Les mauritanies au Salon du livre de Paris 2014

Kassataya - Les lampions se sont éteints sur le Salon du livre de Paris 2014 qui s’est tenu à Paris Porte de Versailles du 21 au 24 mars. Les organisateurs ont choisi cette année de mettre à l’honneur l’Argentine.

La Mauritanie était représentée au salon par la librairie 15/21 dont la délégation était composée de son Directeur Général M. Sellami Ahmed El Meki, M. Manuel Bengoéchéa du Bureau du livre (Institut Français), M. Amadou Racine Ba et M. Amadou Demba Batous les deux venus présenter leurs derniers ouvrages.

Le premier, Problématique de l’Education en Afrique. Ecole et politiques de Langues en Mauritanie a pour auteur l’ancien ministre de la transition M. Amadou R. Ba.

Dans sa préface, l’ancien président M. Mohamed Khouna Ould Haidalla (1981-1984) souligne « l’importance du développement des langues nationales… [qui] permet non seulement de consolider l’unité et la cohésion nationales mais aussi de mieux maitriser les matières enseignées et de favoriser le métissage culturel ».
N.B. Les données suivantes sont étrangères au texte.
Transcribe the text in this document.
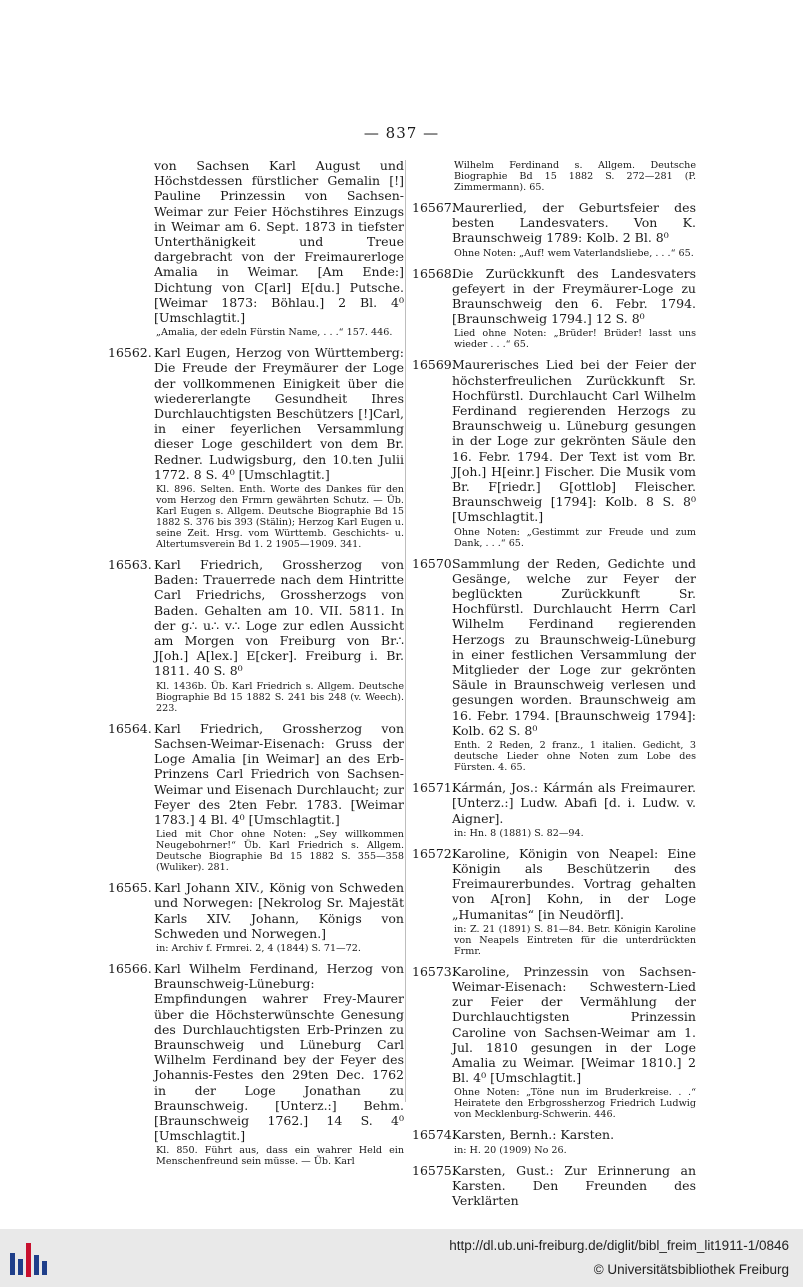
— 837 —
von Sachsen Karl August und Höchstdessen fürstlicher Gemalin [!] Pauline Prinzessin von Sachsen-Weimar zur Feier Höchstihres Einzugs in Weimar am 6. Sept. 1873 in tiefster Unterthänigkeit und Treue dargebracht von der Freimaurerloge Amalia in Weimar. [Am Ende:] Dichtung von C[arl] E[du.] Putsche. [Weimar 1873: Böhlau.] 2 Bl. 4⁰ [Umschlagtit.]
„Amalia, der edeln Fürstin Name, . . .“ 157. 446.
16562. Karl Eugen, Herzog von Württemberg: Die Freude der Freymäurer der Loge der vollkommenen Einigkeit über die wiedererlangte Gesundheit Ihres Durchlauchtigsten Beschützers [!]Carl, in einer feyerlichen Versammlung dieser Loge geschildert von dem Br. Redner. Ludwigsburg, den 10.ten Julii 1772. 8 S. 4⁰ [Umschlagtit.]
Kl. 896. Selten. Enth. Worte des Dankes für den vom Herzog den Frmrn gewährten Schutz. — Üb. Karl Eugen s. Allgem. Deutsche Biographie Bd 15 1882 S. 376 bis 393 (Stälin); Herzog Karl Eugen u. seine Zeit. Hrsg. vom Württemb. Geschichts- u. Altertumsverein Bd 1. 2 1905—1909. 341.
16563. Karl Friedrich, Grossherzog von Baden: Trauerrede nach dem Hintritte Carl Friedrichs, Grossherzogs von Baden. Gehalten am 10. VII. 5811. In der g∴ u∴ v∴ Loge zur edlen Aussicht am Morgen von Freiburg von Br∴ J[oh.] A[lex.] E[cker]. Freiburg i. Br. 1811. 40 S. 8⁰
Kl. 1436b. Üb. Karl Friedrich s. Allgem. Deutsche Biographie Bd 15 1882 S. 241 bis 248 (v. Weech). 223.
16564. Karl Friedrich, Grossherzog von Sachsen-Weimar-Eisenach: Gruss der Loge Amalia [in Weimar] an des Erb-Prinzens Carl Friedrich von Sachsen-Weimar und Eisenach Durchlaucht; zur Feyer des 2ten Febr. 1783. [Weimar 1783.] 4 Bl. 4⁰ [Umschlagtit.]
Lied mit Chor ohne Noten: „Sey willkommen Neugebohrner!“ Üb. Karl Friedrich s. Allgem. Deutsche Biographie Bd 15 1882 S. 355—358 (Wuliker). 281.
16565. Karl Johann XIV., König von Schweden und Norwegen: [Nekrolog Sr. Majestät Karls XIV. Johann, Königs von Schweden und Norwegen.]
in: Archiv f. Frmrei. 2, 4 (1844) S. 71—72.
16566. Karl Wilhelm Ferdinand, Herzog von Braunschweig-Lüneburg: Empfindungen wahrer Frey-Maurer über die Höchsterwünschte Genesung des Durchlauchtigsten Erb-Prinzen zu Braunschweig und Lüneburg Carl Wilhelm Ferdinand bey der Feyer des Johannis-Festes den 29ten Dec. 1762 in der Loge Jonathan zu Braunschweig. [Unterz.:] Behm. [Braunschweig 1762.] 14 S. 4⁰ [Umschlagtit.]
Kl. 850. Führt aus, dass ein wahrer Held ein Menschenfreund sein müsse. — Üb. Karl
Wilhelm Ferdinand s. Allgem. Deutsche Biographie Bd 15 1882 S. 272—281 (P. Zimmermann). 65.
16567.
Maurerlied, der Geburtsfeier des besten Landesvaters. Von K. Braunschweig 1789: Kolb. 2 Bl. 8⁰
Ohne Noten: „Auf! wem Vaterlandsliebe, . . .“ 65.
16568.
Die Zurückkunft des Landesvaters gefeyert in der Freymäurer-Loge zu Braunschweig den 6. Febr. 1794. [Braunschweig 1794.] 12 S. 8⁰
Lied ohne Noten: „Brüder! Brüder! lasst uns wieder . . .“ 65.
16569.
Maurerisches Lied bei der Feier der höchsterfreulichen Zurückkunft Sr. Hochfürstl. Durchlaucht Carl Wilhelm Ferdinand regierenden Herzogs zu Braunschweig u. Lüneburg gesungen in der Loge zur gekrönten Säule den 16. Febr. 1794. Der Text ist vom Br. J[oh.] H[einr.] Fischer. Die Musik vom Br. F[riedr.] G[ottlob] Fleischer. Braunschweig [1794]: Kolb. 8 S. 8⁰ [Umschlagtit.]
Ohne Noten: „Gestimmt zur Freude und zum Dank, . . .“ 65.
16570.
Sammlung der Reden, Gedichte und Gesänge, welche zur Feyer der beglückten Zurückkunft Sr. Hochfürstl. Durchlaucht Herrn Carl Wilhelm Ferdinand regierenden Herzogs zu Braunschweig-Lüneburg in einer festlichen Versammlung der Mitglieder der Loge zur gekrönten Säule in Braunschweig verlesen und gesungen worden. Braunschweig am 16. Febr. 1794. [Braunschweig 1794]: Kolb. 62 S. 8⁰
Enth. 2 Reden, 2 franz., 1 italien. Gedicht, 3 deutsche Lieder ohne Noten zum Lobe des Fürsten. 4. 65.
16571.
Kármán, Jos.: Kármán als Freimaurer. [Unterz.:] Ludw. Abafi [d. i. Ludw. v. Aigner].
in: Hn. 8 (1881) S. 82—94.
16572.
Karoline, Königin von Neapel: Eine Königin als Beschützerin des Freimaurerbundes. Vortrag gehalten von A[ron] Kohn, in der Loge „Humanitas“ [in Neudörfl].
in: Z. 21 (1891) S. 81—84. Betr. Königin Karoline von Neapels Eintreten für die unterdrückten Frmr.
16573.
Karoline, Prinzessin von Sachsen-Weimar-Eisenach: Schwestern-Lied zur Feier der Vermählung der Durchlauchtigsten Prinzessin Caroline von Sachsen-Weimar am 1. Jul. 1810 gesungen in der Loge Amalia zu Weimar. [Weimar 1810.] 2 Bl. 4⁰ [Umschlagtit.]
Ohne Noten: „Töne nun im Bruderkreise. . .“ Heiratete den Erbgrossherzog Friedrich Ludwig von Mecklenburg-Schwerin. 446.
16574.
Karsten, Bernh.: Karsten.
in: H. 20 (1909) No 26.
16575.
Karsten, Gust.: Zur Erinnerung an Karsten. Den Freunden des Verklärten
http://dl.ub.uni-freiburg.de/diglit/bibl_freim_lit1911-1/0846
© Universitätsbibliothek Freiburg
Dans le contexte mauritanien marqué par une cohabitation plus ou moins harmonieuse de plusieurs nationalités, la remarque reste d’actualité. Partant, l’ancien chef de l’Etat invite les intellectuels et les techniciens de l’Education à mener une réflexion sur le rapport entre le développement et les langues nationales. Mais par quel bout prendre la question quand chaque communauté lutte pour ne pas sombrer ? M. Ould Haidalla esquisse une solution.

« Comme l’arabe, langue majoritaire en Mauritanie, le pulaar, le soninké et le wolof doivent être utilisés dans le système éducatif. Le français, l’anglais ou l’espagnol assureront aux enfants une ouverture conséquente sur le monde extérieur. Cette vision est dictée par des raisons évidentes de nécessités économiques, politiques et d’unité nationale mais aussi de proximité géopolitique et géostratégique avec les pays limitrophes de la Mauritanie et ceux de l’Europe et de l’Amérique ».

Cette question de la cohabitation revient dans l’ouvrage de M. Amadou Demba Ba, L’obsession d’un retour. C’est en effet depuis le Maroc où il était allé étudier en 1986 que l’auteur apprend la déportation de sa famille comme celle de dizaines de milliers de noirs mauritaniens vers le Sénégal durant les années de braise sous la dictature de Ould Taya (1984-2005).

La vie d’étudiant de M. Ba bascule quand il reçoit en juin 1989 une lettre d’un membre de la famille lui annonçant la mauvaise nouvelle : la déportation, la spoliation et le dénuement total dans lequel vivait désormais la famille dépossédée de tout. Alors, faut-il rentrer ? Où ?

En Mauritanie où il n’y a plus aucun membre de la famille et où les tensions communautaires sont au plus haut ? Au Sénégal pour vivre dans un pays étranger et dans un camp de réfugié ? Fallait-il rester pour finir les études ? Les questions se bousculent dans la tête de l’étudiant.

Dans un pays où les communautés semblent se côtoyer en s’ignorant, surgissent de loin en loin quelques signes qui redonnent de l’espoir. Comme ce bel ouvrage du Dr Mohamed El Mahjoub Ould Mohamed el Mokhtar ould Boye, La Résistance anti-coloniale des Soninkés du Guidimakha.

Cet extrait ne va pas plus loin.